Perseverance rappresenta un grande passo avanti rispetto al suo predecessore ad energia solare e grande come un carrello da golf. Oltre a pesare una tonnellata ed essere grande come un’automobile, esso è a propulsione nucleare, con un generatore termoelettrico multi-missione a radioisotopi (MMRTG). Il sistema converte in elettricità il calore generato dal decadimento naturale del plutonio-238 e manterrà gli strumenti e i sistemi del ‘rover’ a livelli ottimali per tutta la durata della missione. I primi giorni dopo l’atterraggio sono stati spesi a controllare che tutti i sistemi e le infrastrutture funzionassero correttamente, dopodiché un nuovo software aggiornato, elaborato mentre la navicella volava verso Marte, sarà caricato lentamente e con attenzione per evitare qualsiasi intoppo.
Il prossimo grande passo sarà quindi quello di intraprendere il primo viaggio, di soli 5 metri, e poi tornare indietro. Una volta percorsi questi primi metri, Perseverance si metterà alla ricerca di un buon “sito per elicotteri”, che fornisce le condizioni necessarie per collaudare il nuovo Ingenuity. Dal momento che l’elicottero si trova sotto il ‘rover’ e blocca l’uso del sistema di auto-navigazione, il test dell’elicottero è il primo compito della missione, e la traversata verso il sito del test deve essere compiuta con attenzione. Non essendo possibile sapere in questo momento dove si troverà un sito appropriato è anche impossibile sapere quando. Una volta arrivati, potrebbero essere necessari fino a 10 giorni marziani per rilasciare Ingenuity, spostare il ‘rover’, ecc. e poi iniziare a svolgere i cinque test previsti per l’elicottero.

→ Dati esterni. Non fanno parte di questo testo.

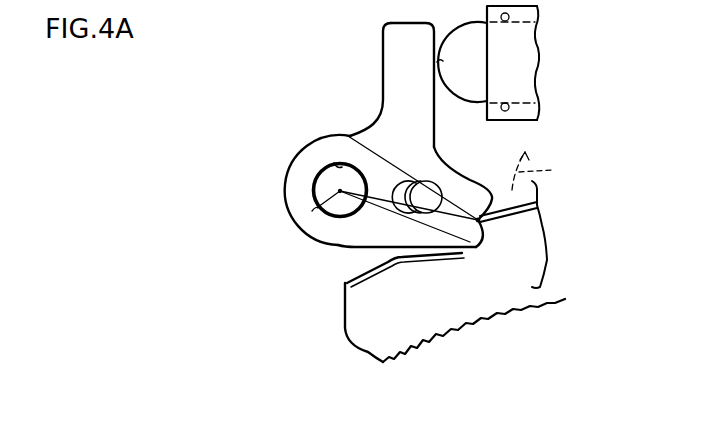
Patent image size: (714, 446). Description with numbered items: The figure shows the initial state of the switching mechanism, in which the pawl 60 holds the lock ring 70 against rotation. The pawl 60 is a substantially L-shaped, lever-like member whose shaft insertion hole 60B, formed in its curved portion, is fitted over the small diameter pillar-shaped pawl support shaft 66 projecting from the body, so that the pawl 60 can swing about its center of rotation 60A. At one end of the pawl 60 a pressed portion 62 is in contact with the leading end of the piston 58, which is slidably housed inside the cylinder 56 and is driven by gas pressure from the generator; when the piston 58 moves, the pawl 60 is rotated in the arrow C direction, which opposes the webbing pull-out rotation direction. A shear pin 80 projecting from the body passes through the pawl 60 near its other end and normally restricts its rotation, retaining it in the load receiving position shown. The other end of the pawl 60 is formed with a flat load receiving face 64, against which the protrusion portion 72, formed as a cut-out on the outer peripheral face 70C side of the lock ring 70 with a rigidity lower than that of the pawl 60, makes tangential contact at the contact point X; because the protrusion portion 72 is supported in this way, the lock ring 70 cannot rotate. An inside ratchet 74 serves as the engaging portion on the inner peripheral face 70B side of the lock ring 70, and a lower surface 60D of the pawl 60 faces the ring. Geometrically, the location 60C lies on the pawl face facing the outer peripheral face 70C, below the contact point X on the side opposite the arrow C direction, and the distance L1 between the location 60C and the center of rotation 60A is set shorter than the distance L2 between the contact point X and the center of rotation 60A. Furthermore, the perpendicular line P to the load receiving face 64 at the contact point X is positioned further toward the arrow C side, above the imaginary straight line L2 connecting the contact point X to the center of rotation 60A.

The cylinder 56 is at (527, 112).
The piston 58 is at (477, 90).
The pawl 60 is at (341, 78).
The center of rotation 60A is at (318, 208).
The shaft insertion hole 60B is at (330, 162).
The location 60C is at (473, 250).
The lower surface of lever arm 60D is at (457, 254).
The pressed portion 62 is at (437, 62).
The load receiving face 64 is at (482, 222).
The pawl support shaft 66 is at (322, 180).
The lock ring 70 is at (357, 303).
The inner peripheral face 70B is at (457, 313).
The outer peripheral face 70C is at (345, 275).
The protrusion portion 72 is at (479, 200).
The inside ratchet 74 is at (492, 300).
The shear pin 80 is at (422, 190).
The perpendicular line P is at (383, 155).
The straight line L1 is at (378, 208).
The straight line L2 is at (385, 201).
The contact point X is at (485, 227).
The arrow C direction C is at (542, 171).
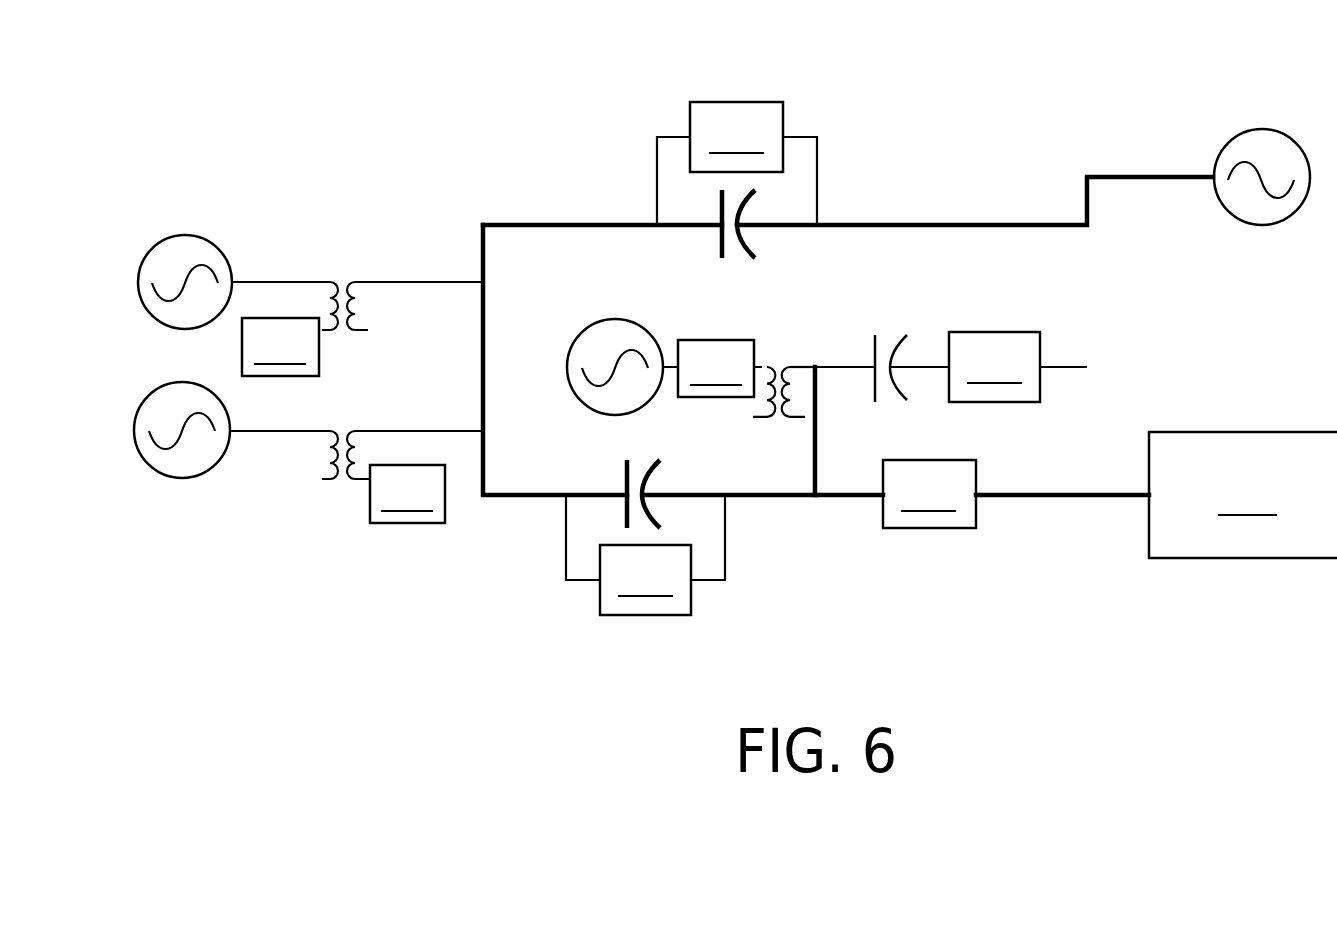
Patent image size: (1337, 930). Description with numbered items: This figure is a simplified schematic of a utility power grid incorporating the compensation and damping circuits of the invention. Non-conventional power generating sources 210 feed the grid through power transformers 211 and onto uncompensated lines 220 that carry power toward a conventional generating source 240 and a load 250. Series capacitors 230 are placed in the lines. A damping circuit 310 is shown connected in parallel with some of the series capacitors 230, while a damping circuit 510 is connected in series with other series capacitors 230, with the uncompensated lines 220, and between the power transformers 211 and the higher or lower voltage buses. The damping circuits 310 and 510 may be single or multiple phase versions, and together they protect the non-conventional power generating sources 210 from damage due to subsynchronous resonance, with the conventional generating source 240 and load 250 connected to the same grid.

The non-conventional power generating source 210 is at (157, 383).
The power transformer 211 is at (778, 362).
The uncompensated line 220 is at (543, 223).
The series capacitor 230 is at (902, 333).
The conventional generating source 240 is at (1245, 130).
The load 250 is at (1243, 495).
The damping circuit 310 is at (691, 358).
The damping circuit 510 is at (641, 423).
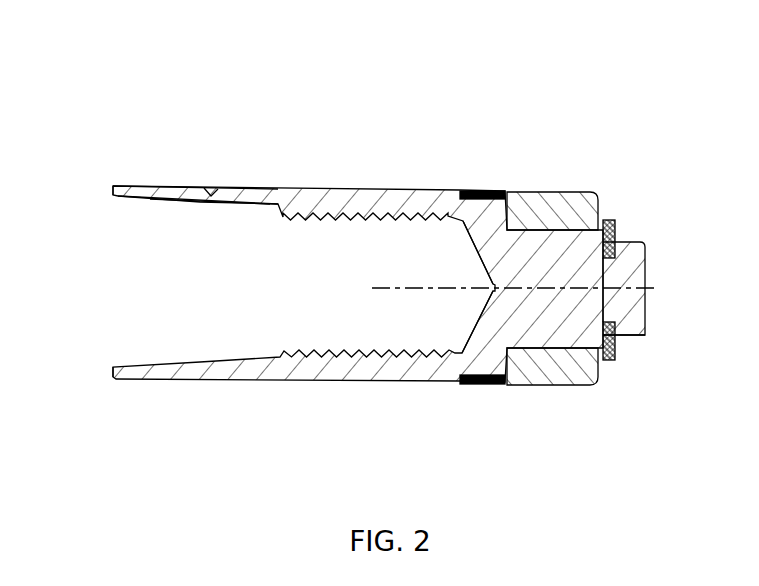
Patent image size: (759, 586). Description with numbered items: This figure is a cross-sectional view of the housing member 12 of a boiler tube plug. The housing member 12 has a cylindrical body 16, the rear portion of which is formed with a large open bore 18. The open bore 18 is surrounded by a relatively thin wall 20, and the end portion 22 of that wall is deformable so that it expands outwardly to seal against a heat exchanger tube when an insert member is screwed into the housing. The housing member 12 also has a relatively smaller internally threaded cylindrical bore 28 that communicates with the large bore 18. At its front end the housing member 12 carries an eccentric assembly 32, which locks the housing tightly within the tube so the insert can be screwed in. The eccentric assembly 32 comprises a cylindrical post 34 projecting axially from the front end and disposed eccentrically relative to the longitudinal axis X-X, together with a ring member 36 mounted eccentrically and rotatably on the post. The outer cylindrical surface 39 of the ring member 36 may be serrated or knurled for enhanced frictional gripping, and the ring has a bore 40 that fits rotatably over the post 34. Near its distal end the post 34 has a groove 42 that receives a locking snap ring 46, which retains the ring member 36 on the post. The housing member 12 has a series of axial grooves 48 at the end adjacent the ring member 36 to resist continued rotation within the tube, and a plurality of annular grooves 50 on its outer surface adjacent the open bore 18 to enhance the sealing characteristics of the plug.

The housing member 12 is at (358, 203).
The cylindrical body 16 is at (401, 190).
The open bore 18 is at (110, 293).
The thin wall 20 is at (210, 203).
The end portion 22 is at (152, 187).
The internally threaded cylindrical bore 28 is at (318, 290).
The eccentric assembly 32 is at (627, 352).
The cylindrical post 34 is at (648, 266).
The ring member 36 is at (560, 386).
The outer cylindrical surface 39 is at (570, 190).
The bore 40 is at (578, 240).
The groove 42 is at (608, 321).
The locking snap ring 46 is at (611, 220).
The axial grooves 48 is at (477, 191).
The annular grooves 50 is at (212, 180).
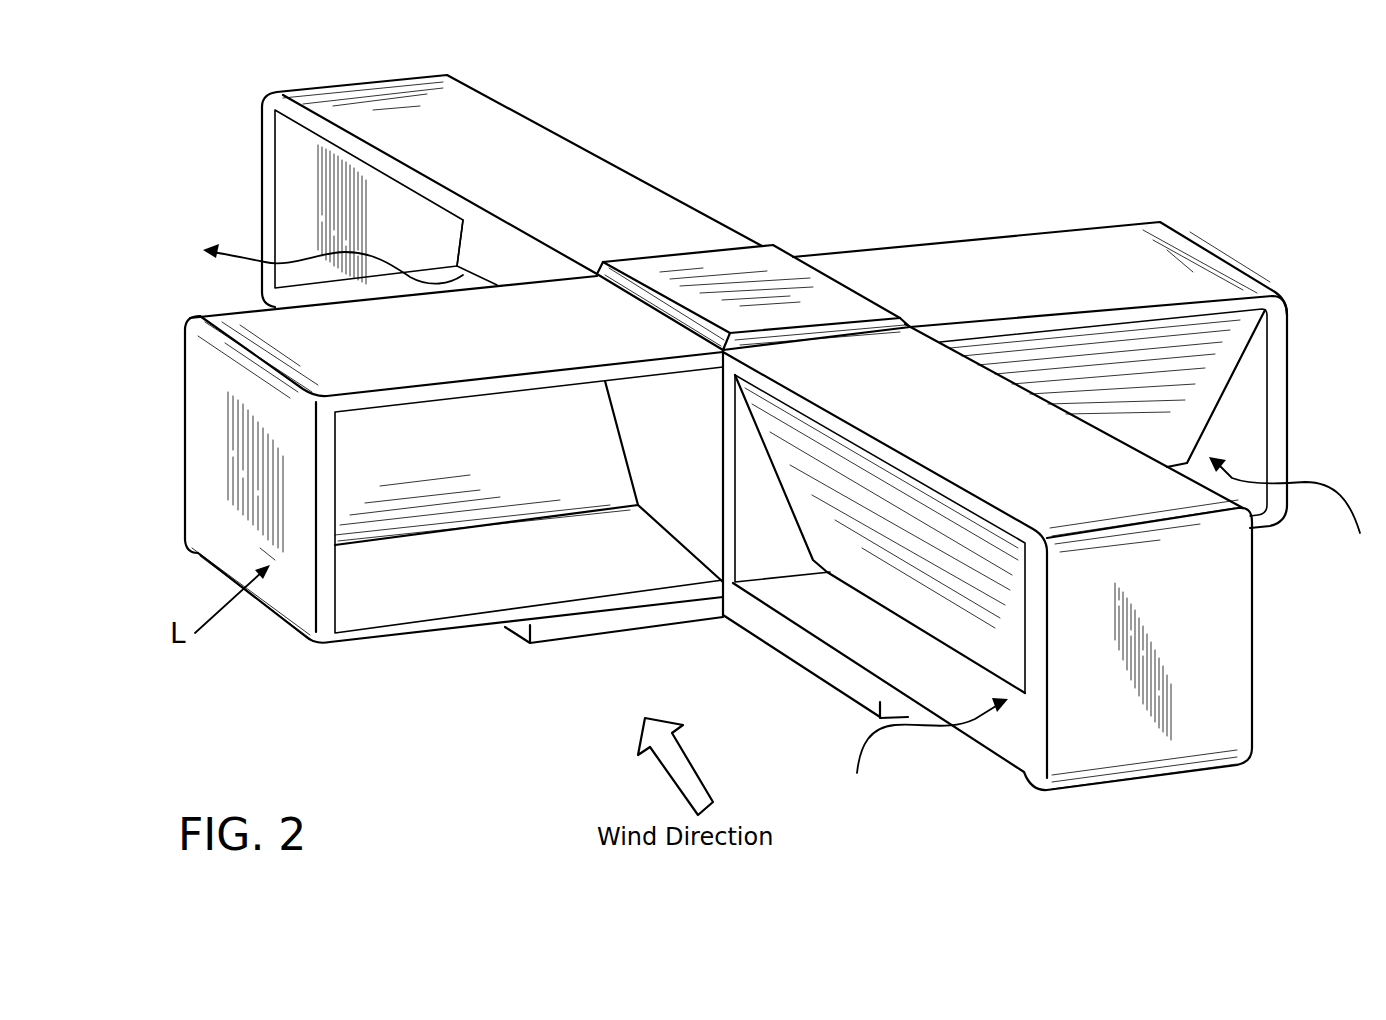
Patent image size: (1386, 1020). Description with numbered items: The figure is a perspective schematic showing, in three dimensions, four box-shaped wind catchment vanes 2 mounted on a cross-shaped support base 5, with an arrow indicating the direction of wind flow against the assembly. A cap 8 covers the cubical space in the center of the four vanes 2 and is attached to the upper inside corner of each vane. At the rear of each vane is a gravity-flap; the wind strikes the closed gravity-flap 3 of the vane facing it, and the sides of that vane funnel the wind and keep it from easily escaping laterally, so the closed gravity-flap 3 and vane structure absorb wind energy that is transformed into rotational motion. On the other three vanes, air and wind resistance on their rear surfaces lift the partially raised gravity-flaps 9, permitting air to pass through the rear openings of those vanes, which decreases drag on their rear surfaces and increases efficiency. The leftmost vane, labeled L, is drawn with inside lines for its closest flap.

The wind catchment vane 2 is at (551, 195).
The gravity-flap 3 is at (473, 460).
The cross-shaped support base 5 is at (745, 629).
The cap 8 is at (756, 320).
The partially raised gravity-flap 9 is at (507, 275).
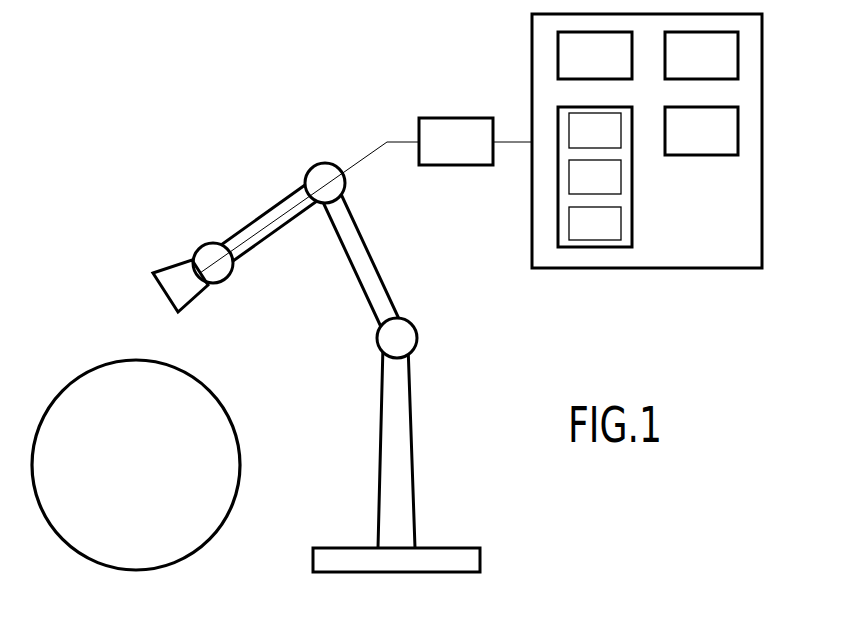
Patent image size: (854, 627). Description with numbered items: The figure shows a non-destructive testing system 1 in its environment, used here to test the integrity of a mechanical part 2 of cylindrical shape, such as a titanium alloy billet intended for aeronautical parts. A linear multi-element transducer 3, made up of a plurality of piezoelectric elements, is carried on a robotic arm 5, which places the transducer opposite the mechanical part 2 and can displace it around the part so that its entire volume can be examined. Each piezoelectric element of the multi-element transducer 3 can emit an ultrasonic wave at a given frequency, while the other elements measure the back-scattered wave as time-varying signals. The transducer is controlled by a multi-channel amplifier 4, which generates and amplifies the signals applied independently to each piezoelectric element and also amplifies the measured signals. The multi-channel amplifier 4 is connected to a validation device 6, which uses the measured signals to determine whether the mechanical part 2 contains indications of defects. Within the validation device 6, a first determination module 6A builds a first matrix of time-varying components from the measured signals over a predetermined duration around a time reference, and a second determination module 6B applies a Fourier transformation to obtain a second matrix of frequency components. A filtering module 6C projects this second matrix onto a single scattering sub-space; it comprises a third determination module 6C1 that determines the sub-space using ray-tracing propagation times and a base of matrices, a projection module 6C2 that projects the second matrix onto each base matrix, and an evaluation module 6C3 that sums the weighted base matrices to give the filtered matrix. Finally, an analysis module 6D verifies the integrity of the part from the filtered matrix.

Una volta collaudato il sistema di auto-navigazione del ‘rover’, questo si dirigerà ovunque il team scientifico scelga di iniziare il primo campionamento. Il sistema di stoccaggio dei campioni è una delle caratteristiche più esaltanti e complesse della missione, in quanto raccoglierà e immagazzinerà campioni di suolo da recuperare e riportare sulla Terra con la prossima, prima missione marziana “andata e ritorno”. Le provette utilizzate per raccogliere i campioni sono state sottoposte ad un processo di igienizzazione molto rigoroso, per assicurarsi che qualsiasi microrganismo trovato sia effettivamente di origine marziana. L’Agenzia Spaziale Europea sta lavorando con la NASA sul progetto per trasportare i campioni a bordo di un ‘orbiter’. Il piano, riassunto dalla vice direttrice del progetto della NASA Jennifer Trosper, è di volare in primavera e campionare in estate. “Ma non siate sorpresi se i compiti andranno più lentamente o più velocemente”, ha aggiunto.